OBITUARY of DR. THOMAS MACKERN, M.D.
Dr. Mackern, who died on 7th November 1874, at Eastbourne in the 56th year of his age, was a native of Limerick. He studied medicine at the Dublin Hospitals, and was admitted a Licentiate of the Irish College of Surgeons in 1842. He commenced practice in the neighbourhood of Liverpool, where he succeeded in securing the confidence of a considerable clientele. Disheartened by the uncertainties of the prevailing therapeutic doctrines, he was induced to study homoeopathy, and the result of his doing so was, that he thenceforward practiced homoeopathically.
To remain steadily at work in one locality was to him impossible, and, consequently, he every three or four years made a voyage to Australia, New Zealand, California, or the West Indies, often being absent from England for a whole year at a time. An interesting paper by him on "Our position at the Antipodes,"* which contains an account of the progress of homoeopathy in Australia, and of his efforts to place it on a firm basis in the estimation of the colonists, was the result of one of these excursions.

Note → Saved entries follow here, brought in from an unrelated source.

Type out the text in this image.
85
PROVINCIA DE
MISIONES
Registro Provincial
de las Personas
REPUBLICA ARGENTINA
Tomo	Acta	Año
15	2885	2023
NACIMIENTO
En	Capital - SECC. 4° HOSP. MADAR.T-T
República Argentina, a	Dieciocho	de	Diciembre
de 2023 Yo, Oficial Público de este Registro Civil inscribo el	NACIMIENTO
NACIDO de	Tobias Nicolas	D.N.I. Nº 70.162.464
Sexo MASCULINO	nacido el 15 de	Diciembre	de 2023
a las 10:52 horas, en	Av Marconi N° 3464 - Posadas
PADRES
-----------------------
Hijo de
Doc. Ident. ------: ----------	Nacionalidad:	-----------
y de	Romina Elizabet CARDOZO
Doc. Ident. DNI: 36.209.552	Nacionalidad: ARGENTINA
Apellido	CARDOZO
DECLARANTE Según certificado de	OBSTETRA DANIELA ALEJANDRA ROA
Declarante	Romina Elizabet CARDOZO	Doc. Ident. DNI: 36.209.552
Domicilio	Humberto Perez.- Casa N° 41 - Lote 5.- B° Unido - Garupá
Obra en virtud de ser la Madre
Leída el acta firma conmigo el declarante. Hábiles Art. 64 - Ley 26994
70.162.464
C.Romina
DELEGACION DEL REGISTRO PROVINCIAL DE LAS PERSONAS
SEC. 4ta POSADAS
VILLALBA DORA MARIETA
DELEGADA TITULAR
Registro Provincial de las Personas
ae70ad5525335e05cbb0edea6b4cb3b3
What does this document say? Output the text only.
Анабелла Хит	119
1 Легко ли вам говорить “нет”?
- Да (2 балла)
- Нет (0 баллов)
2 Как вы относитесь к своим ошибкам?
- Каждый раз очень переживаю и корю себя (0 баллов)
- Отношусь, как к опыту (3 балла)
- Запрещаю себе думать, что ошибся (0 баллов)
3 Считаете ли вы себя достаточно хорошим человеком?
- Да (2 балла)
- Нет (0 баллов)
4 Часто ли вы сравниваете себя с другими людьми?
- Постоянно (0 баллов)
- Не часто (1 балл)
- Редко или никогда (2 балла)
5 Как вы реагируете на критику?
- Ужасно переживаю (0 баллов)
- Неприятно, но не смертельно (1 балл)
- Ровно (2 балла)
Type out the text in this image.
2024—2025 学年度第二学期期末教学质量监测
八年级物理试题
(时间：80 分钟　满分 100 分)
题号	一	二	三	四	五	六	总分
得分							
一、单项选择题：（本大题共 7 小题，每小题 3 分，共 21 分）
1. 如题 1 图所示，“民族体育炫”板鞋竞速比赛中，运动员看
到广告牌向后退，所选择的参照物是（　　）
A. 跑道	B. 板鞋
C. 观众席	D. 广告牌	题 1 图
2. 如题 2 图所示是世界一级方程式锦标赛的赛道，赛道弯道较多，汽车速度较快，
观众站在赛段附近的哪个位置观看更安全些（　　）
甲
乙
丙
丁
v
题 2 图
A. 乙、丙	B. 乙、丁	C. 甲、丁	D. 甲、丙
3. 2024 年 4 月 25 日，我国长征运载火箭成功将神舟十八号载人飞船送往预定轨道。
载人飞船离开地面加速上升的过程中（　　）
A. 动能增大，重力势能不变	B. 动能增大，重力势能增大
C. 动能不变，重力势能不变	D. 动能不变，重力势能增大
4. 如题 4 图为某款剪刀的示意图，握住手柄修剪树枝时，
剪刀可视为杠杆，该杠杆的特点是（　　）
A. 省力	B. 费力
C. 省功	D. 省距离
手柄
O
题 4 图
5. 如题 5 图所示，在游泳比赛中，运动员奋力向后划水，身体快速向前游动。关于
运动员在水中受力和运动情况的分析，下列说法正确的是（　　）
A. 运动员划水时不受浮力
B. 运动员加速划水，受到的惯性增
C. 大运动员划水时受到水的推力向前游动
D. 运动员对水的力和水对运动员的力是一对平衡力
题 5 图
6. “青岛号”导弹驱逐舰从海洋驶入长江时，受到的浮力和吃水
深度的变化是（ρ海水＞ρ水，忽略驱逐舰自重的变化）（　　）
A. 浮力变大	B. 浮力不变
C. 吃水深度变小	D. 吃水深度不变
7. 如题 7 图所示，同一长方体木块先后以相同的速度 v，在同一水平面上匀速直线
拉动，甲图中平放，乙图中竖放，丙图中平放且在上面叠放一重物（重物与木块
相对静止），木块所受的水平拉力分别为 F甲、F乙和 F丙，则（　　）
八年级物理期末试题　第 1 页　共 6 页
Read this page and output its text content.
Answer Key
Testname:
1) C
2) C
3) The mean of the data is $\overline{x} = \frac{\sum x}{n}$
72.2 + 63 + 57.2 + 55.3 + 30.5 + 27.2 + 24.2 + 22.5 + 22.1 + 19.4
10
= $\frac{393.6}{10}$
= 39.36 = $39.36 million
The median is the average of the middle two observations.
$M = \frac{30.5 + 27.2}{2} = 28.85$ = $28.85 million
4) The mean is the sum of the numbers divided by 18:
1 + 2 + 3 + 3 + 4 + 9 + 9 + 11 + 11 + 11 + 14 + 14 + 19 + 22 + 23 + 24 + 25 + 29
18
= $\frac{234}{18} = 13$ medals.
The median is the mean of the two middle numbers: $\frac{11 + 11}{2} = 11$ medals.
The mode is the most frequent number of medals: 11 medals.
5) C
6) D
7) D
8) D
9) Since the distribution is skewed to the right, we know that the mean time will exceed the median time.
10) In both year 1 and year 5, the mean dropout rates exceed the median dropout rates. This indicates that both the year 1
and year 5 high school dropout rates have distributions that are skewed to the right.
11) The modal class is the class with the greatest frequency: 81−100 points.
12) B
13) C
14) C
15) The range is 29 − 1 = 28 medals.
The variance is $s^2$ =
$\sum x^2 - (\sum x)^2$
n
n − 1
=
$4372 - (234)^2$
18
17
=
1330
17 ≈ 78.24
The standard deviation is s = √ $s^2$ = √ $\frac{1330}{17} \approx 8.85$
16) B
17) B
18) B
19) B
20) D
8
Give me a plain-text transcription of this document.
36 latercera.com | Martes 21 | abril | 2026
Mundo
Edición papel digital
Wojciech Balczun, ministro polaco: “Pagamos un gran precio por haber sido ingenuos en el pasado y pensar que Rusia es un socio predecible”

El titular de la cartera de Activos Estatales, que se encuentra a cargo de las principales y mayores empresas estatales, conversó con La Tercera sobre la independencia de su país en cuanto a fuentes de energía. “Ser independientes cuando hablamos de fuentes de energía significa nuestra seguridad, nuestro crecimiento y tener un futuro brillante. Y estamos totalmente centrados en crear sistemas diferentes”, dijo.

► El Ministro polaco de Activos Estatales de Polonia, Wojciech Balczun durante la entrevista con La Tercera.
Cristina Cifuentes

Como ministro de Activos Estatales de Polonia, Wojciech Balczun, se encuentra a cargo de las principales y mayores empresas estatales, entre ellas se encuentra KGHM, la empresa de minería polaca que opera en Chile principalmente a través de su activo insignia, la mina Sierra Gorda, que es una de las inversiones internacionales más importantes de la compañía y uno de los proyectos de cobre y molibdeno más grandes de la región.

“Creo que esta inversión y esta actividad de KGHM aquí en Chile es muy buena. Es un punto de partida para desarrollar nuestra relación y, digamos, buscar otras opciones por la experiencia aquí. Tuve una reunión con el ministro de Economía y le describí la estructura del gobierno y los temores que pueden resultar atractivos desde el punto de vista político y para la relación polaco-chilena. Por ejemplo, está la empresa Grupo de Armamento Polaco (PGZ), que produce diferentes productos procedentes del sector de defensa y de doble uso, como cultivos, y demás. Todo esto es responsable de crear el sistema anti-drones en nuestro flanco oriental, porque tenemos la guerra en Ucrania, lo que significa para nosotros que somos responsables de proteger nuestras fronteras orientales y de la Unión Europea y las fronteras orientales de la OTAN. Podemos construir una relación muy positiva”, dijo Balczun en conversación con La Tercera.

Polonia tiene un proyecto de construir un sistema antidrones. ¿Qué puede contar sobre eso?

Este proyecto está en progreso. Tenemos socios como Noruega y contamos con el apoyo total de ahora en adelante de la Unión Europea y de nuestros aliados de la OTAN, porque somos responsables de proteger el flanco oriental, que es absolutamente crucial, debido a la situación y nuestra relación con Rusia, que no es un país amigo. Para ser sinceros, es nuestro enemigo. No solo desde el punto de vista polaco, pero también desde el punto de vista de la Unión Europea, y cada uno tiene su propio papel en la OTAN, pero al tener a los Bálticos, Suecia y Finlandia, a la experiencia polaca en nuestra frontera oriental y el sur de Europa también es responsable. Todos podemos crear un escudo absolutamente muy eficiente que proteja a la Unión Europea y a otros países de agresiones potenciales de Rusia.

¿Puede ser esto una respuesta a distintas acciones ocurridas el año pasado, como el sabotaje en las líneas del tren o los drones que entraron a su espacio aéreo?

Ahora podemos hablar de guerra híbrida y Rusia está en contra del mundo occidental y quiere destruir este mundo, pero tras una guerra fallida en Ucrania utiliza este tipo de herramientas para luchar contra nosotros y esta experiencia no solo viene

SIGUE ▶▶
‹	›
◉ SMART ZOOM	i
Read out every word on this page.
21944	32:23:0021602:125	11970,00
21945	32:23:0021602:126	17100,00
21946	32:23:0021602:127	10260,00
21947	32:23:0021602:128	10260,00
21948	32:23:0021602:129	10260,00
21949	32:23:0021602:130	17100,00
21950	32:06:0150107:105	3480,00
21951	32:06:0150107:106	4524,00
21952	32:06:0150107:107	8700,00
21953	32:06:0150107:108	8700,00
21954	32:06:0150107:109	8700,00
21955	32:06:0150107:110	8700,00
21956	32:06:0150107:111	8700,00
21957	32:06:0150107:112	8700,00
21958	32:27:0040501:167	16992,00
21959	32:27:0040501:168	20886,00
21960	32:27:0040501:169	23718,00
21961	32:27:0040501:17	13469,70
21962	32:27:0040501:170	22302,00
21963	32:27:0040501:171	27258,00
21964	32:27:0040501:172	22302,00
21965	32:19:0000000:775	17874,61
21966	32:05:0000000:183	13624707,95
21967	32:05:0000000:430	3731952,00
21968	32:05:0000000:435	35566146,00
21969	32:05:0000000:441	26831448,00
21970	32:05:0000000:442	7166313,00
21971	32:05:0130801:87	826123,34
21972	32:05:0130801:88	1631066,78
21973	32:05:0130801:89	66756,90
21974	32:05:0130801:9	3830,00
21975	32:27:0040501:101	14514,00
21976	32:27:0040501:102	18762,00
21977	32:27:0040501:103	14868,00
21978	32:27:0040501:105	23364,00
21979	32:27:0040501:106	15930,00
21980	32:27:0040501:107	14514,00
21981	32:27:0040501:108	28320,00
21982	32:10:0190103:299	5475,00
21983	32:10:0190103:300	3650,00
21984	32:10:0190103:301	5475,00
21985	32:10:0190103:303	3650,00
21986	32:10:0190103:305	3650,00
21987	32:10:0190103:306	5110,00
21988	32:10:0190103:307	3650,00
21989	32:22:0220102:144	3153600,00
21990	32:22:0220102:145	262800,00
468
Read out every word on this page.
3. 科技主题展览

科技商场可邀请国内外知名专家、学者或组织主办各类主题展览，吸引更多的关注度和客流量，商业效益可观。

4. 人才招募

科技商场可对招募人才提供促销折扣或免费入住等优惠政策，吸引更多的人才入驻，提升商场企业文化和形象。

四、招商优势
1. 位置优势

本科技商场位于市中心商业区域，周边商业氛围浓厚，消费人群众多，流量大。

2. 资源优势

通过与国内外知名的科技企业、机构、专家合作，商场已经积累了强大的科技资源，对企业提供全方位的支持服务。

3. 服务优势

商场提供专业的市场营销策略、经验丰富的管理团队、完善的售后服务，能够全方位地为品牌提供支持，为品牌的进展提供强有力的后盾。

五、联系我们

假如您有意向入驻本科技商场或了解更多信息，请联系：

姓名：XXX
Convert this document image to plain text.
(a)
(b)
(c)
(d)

Dr. Mackern possessed in a very marked degree, the power of attaching patients to himself, and of inspiring them with a full confidence in his ability to be useful to them. Somewhat eccentric in character, of an anxious and restless temperament, he was withal an eminently benevolent man, ever striving to do good in many ways. He took a lively interest in the personal welfare of his patients, and was to many not only a medical adviser, but a counsellor in individual and family troubles and anxieties. His long absences from home had no influence in diminishing his practice. A week after his return, the demands upon his professional services were generally as large as ever, and whether he landed at Melbourne or Jamaica, he usually found patients waiting for him.
His death arose from double pneumonia, which had been silently gaining ground for at least ten days before he could be prevailed upon to take to his bed. He was then seen by Dr. W. Bell, who subsequently attended him, conjointly with his brother-in-law, Dr. Kidd. A post mortem examination revealed almost complete consolidation of both lungs, together with effusion into both pleura and pericardium.
* Brit. Journ. Hom., vol. xviii., p. 101.